Les défenseurs des investisseurs critiquent depuis longtemps l’incapacité de l’OSBI à faire appliquer ses décisions, ce qui a conduit plusieurs entreprises à ignorer les recommandations d’indemnisation des investisseurs. Le statu quo a également contribué à ce que les investisseurs acceptent des règlements dérisoires.

Cette critique a été appuyée par plusieurs études indépendantes de l’OSBI, qui ont également réclamé une autorité contraignante.

Les ACVM tiennent enfin compte de ces appels. « Rendre les recommandations de l’OSBI contraignantes pourrait améliorer la protection des investisseurs et favoriser une plus grande équité pour les clients de détail », souligne la proposition des ACVM, ajoutant que les entreprises bénéficieraient d’un processus de résolution des litiges plus concluant et donc plus efficace.

LE SECTEUR DE L’INVESTISSEMENT RÉAGIT VIGOUREUSEMENT

L’Association canadienne du commerce des valeurs mobilières (ACCVM), dans sa contribution à la consultation des ACVM qui s’est achevée le 28 février, s’est dite favorable à une résolution des litiges équitable, accessible et rentable. Toutefois, l’ACCVM estime que la proposition des ACVM manque sa cible.

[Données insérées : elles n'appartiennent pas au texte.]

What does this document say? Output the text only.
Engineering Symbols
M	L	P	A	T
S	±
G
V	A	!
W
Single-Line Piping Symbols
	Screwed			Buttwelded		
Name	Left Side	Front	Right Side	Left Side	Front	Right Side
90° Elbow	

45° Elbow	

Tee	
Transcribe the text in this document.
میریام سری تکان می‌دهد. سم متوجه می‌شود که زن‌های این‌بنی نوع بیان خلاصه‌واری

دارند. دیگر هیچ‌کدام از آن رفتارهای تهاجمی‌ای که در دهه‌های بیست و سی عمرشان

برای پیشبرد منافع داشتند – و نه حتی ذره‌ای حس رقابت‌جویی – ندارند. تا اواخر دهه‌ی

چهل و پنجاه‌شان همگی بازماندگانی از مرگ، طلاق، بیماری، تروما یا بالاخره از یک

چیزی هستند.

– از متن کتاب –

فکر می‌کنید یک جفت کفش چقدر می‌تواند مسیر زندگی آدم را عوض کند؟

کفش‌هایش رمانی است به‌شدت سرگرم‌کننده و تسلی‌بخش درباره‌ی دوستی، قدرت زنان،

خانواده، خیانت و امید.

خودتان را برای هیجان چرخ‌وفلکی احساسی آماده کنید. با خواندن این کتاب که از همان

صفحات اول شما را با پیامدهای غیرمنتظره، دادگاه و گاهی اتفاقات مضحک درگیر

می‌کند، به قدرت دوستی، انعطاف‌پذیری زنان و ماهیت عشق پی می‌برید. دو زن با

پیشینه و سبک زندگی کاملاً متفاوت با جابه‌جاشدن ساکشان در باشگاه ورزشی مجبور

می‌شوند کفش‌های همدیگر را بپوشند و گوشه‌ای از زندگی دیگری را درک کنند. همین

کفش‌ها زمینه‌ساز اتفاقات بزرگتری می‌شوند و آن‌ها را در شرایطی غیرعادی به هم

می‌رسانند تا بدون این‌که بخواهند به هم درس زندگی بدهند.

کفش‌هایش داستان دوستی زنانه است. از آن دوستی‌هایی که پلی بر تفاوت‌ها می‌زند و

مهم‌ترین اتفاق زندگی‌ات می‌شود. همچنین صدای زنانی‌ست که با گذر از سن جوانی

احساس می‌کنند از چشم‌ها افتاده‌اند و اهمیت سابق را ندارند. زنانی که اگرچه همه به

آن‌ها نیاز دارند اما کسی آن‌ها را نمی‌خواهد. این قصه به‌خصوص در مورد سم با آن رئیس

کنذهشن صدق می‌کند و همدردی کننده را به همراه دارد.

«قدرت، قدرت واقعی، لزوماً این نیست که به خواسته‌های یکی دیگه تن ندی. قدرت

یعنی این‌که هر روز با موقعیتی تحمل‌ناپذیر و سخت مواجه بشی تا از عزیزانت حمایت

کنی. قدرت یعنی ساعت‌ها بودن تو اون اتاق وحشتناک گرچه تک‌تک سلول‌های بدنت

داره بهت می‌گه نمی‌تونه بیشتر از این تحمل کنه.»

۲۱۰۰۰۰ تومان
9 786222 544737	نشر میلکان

Les ACVM ont invoqué le fait que des entreprises ont refusé les recommandations de l’OSBI et que des investisseurs ont accepté des règlements dérisoires pour justifier l’introduction d’une autorité contraignante, mais « il n’y a pas eu suffisamment de consultations, d’analyses et de recherches sérieuses pour comprendre les causes profondes de ces refus », affirme le mémoire de l’ACCVM.

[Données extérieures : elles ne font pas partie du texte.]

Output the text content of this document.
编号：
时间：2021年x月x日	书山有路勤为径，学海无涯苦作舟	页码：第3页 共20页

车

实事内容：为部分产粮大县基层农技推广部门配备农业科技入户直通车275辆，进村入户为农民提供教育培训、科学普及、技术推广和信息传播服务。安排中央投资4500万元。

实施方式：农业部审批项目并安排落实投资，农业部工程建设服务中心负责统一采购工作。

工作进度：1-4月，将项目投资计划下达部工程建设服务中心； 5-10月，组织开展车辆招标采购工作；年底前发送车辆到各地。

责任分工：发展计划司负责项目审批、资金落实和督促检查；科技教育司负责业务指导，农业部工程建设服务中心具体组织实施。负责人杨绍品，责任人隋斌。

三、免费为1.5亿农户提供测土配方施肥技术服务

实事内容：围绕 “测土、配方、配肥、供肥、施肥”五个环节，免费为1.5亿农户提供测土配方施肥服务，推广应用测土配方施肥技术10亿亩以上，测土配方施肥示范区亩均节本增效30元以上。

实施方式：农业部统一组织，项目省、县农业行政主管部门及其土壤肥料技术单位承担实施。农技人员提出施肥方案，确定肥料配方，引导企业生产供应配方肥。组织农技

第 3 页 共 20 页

L’ACCVM rapporte également que le nombre d’investisseurs qui règlent leurs différends pour des montants inférieurs à ceux recommandés par l’OSBI est « faible et isolé », et se demande si les refus et les règlements dérisoires ont réellement érodé la confiance des investisseurs dans l’OSBI ou découragé les investisseurs de déposer des plaintes.

Le groupe professionnel reconnaît que le système actuel de résolution des litiges doit être réformé, mais il préconise d’élargir les possibilités de résolution des plaintes des investisseurs.

« Les investisseurs devraient pouvoir se prévaloir des nombreux autres services de médiation de haute qualité qui sont largement disponibles », estime l’ACCVM, suggérant que les entreprises devraient pouvoir offrir la médiation plutôt que d’être obligées d’utiliser l’OSBI, et que l’OSBI devrait être tenue d’offrir la médiation.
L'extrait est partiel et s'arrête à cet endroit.